Boston—Pharmacists providing influenza vaccines often get questions from older people about the risks and benefits of high-dose vaccines versus regular-dose ones. A new study provides some new information, including that the high-dose flu shot isn’t better at reducing deaths and hospitalizations among patients with underlying heart disease.
Cardiovascular disease (CVD) patients are at higher risk for developing serious complications from influenza, including heart attacks, hospitalizations for heart failure, and death. As a result, public health offices strongly recommend influenza vaccine; at least one study has suggested that a high-dose version might help reduce these complications more than the regular-dose vaccine.
“Getting a vaccine is even more critical than usual this year, as people with COVID-19 who get the flu are at higher risk for more serious complications,” explained study coauthor Lawton S. Cooper, MD, MPH, a researcher with the National Heart, Lung and Blood Institute. “People should follow the guidance of their healthcare provider as to which flu vaccine, high or low dose, is better for them, but getting the flu shot is more important than which dose.”
A randomized clinical trial, which involved 5,260 adults and was conducted over three influenza seasons, found no significant difference in the time to first occurrence of all-cause death or cardiopulmonary hospitalization during each enrolling season for those in the high-dose group versus the standard-dose group (hazard ratio, 1.06). Results were published in JAMA.
“In patients with high-risk cardiovascular disease, high-dose trivalent influenza vaccine, compared with standard-dose quadrivalent vaccine, did not significantly reduce all-cause mortality or hospitalizations for cardiac or pulmonary causes; influenza vaccination remains strongly recommended in this population,” the authors write.
They explain that influenza is temporally associated with cardiopulmonary morbidity and mortality and that CVD patients often mount a less-vigorous immune response to vaccination, “Higher influenza vaccine dose has been associated with reduced risk of influenza illness.”
In light of those assumptions, researchers sought to evaluate whether high-dose trivalent influenza vaccine compared with standard-dose quadrivalent influenza vaccine would reduce all-cause death or cardiopulmonary hospitalization in high-risk patients with CVD.
To do that, they conducted a pragmatic multicenter, double-blind, active comparator randomized clinical trial at 157 sites in the United States and Canada between September 21, 2016, and January 31, 2019. Eligible were patients with a recent acute myocardial infarction or heart failure hospitalization and at least one additional risk factor.
Researchers randomly assigned participants to receive high-dose trivalent or standard-dose quadrivalent inactivated influenza vaccine; the patients could be revaccinated for up to three seasons. Defined as the primary outcome was the time to the composite of all-cause death or cardiopulmonary hospitalization during each enrolling season.

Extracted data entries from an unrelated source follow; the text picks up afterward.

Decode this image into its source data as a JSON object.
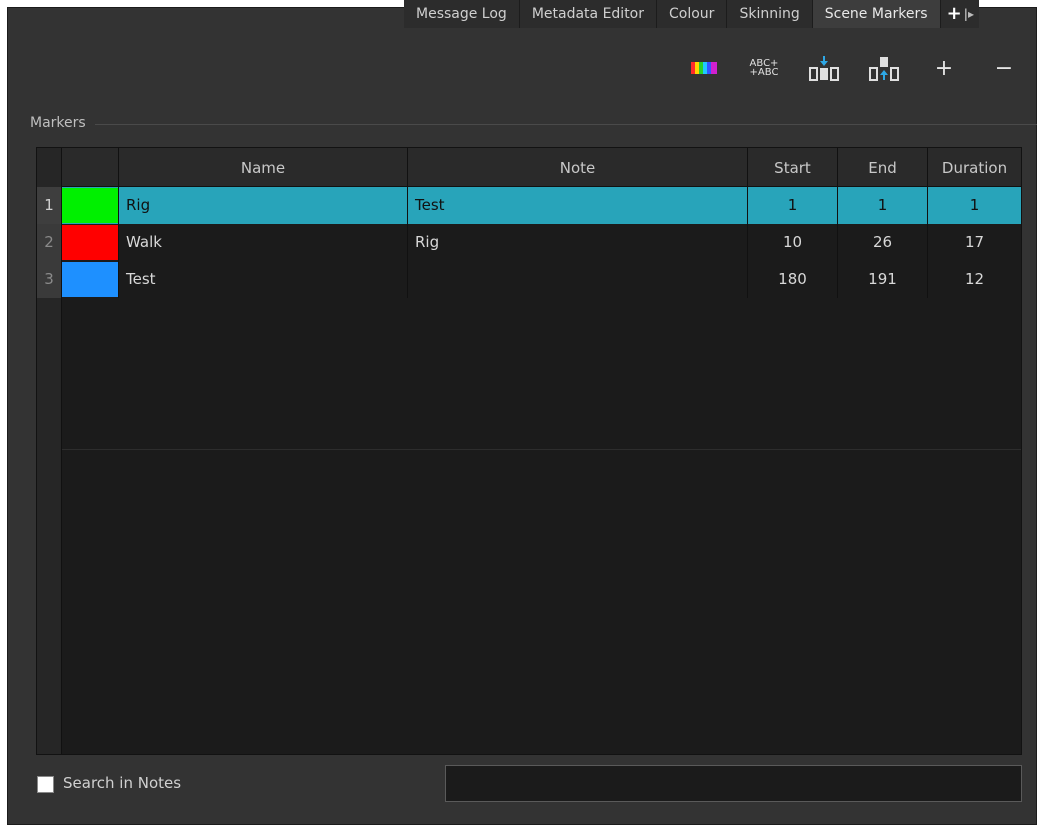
{
  "tabs": [
    {
      "label": "Message Log",
      "active": false
    },
    {
      "label": "Metadata Editor",
      "active": false
    },
    {
      "label": "Colour",
      "active": false
    },
    {
      "label": "Skinning",
      "active": false
    },
    {
      "label": "Scene Markers",
      "active": true
    }
  ],
  "toolbar": {
    "colour_icon": "colour-bars-icon",
    "rename_text_top": "ABC+",
    "rename_text_bottom": "+ABC",
    "insert_icon": "insert-marker-icon",
    "extract_icon": "extract-marker-icon",
    "add_label": "+",
    "remove_label": "−"
  },
  "group": {
    "label": "Markers"
  },
  "table": {
    "columns": [
      "Name",
      "Note",
      "Start",
      "End",
      "Duration"
    ],
    "rows": [
      {
        "index": "1",
        "color": "#00f000",
        "name": "Rig",
        "note": "Test",
        "start": "1",
        "end": "1",
        "duration": "1",
        "selected": true
      },
      {
        "index": "2",
        "color": "#ff0000",
        "name": "Walk",
        "note": "Rig",
        "start": "10",
        "end": "26",
        "duration": "17",
        "selected": false
      },
      {
        "index": "3",
        "color": "#1e90ff",
        "name": "Test",
        "note": "",
        "start": "180",
        "end": "191",
        "duration": "12",
        "selected": false
      }
    ]
  },
  "footer": {
    "search_label": "Search in Notes",
    "search_value": "",
    "search_checked": false
  },
  "colors": {
    "selection": "#28a4ba",
    "panel": "#333333",
    "table_bg": "#1b1b1b"
  }
}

Among the 5,260 randomized participants, who had a mean age 65.5 years, were 72% male, and in whom 63% had heart failure, 7,154 vaccinations were administered over the three influenza seasons, with more than 99% completing the trial.
Results indicate that, in the high-dose trivalent vaccine group, there were 975 primary outcome events (883 hospitalizations for cardiovascular or pulmonary causes and 92 deaths from any cause) among 884 participants during 3,577 participant-seasons (event rate, 45 per 100 patient-years). In the standard-dose quadrivalent vaccine group, there were 924 primary-outcome events (846 hospitalizations for cardiovascular or pulmonary causes and 78 deaths from any cause) among 837 participants during 3,577 participant-seasons (event rate, 42 per 100 patient-years) (hazard ratio, 1.06 [95% CI, 0.97-1.17] P = .21).
In the high-dose versus standard-dose groups, vaccine-related adverse reactions occurred in 1,449 (40.5%) versus 1,229 (34.4%) participants and severe adverse reactions occurred in 55 (2.1%) versus 44 (1.7%) participants, researchers add.
Lead researcher Orly Vardeny, PharmD, MS, of the University of Minnesota’s Medical School and College of Pharmacy, offered some possible explanations for the findings. “First, we enrolled people at high risk for heart and lung-related hospitalizations, so it’s possible that the incremental benefit of one vaccine over the other would not have overcome the high underlying risk in this population,” Dr. Vardeny explained, adding that few of the hospitalizations actually were linked by influenza.
“It’s important to remember that all participants in INVESTED received a vaccination, and that both vaccine formulations were generally well tolerated with very few patients experiencing severe adverse reactions, with no difference between groups,” added Scott Solomon, MD, study coleader and professor of medicine at Harvard Medical School. “Unfortunately, many high-risk cardiovascular patients don’t get vaccinated at all. For reducing hospitalizations due to heart and lung complications, just getting vaccinated with any influenza vaccine may substantially lower risk in our high-risk patients.”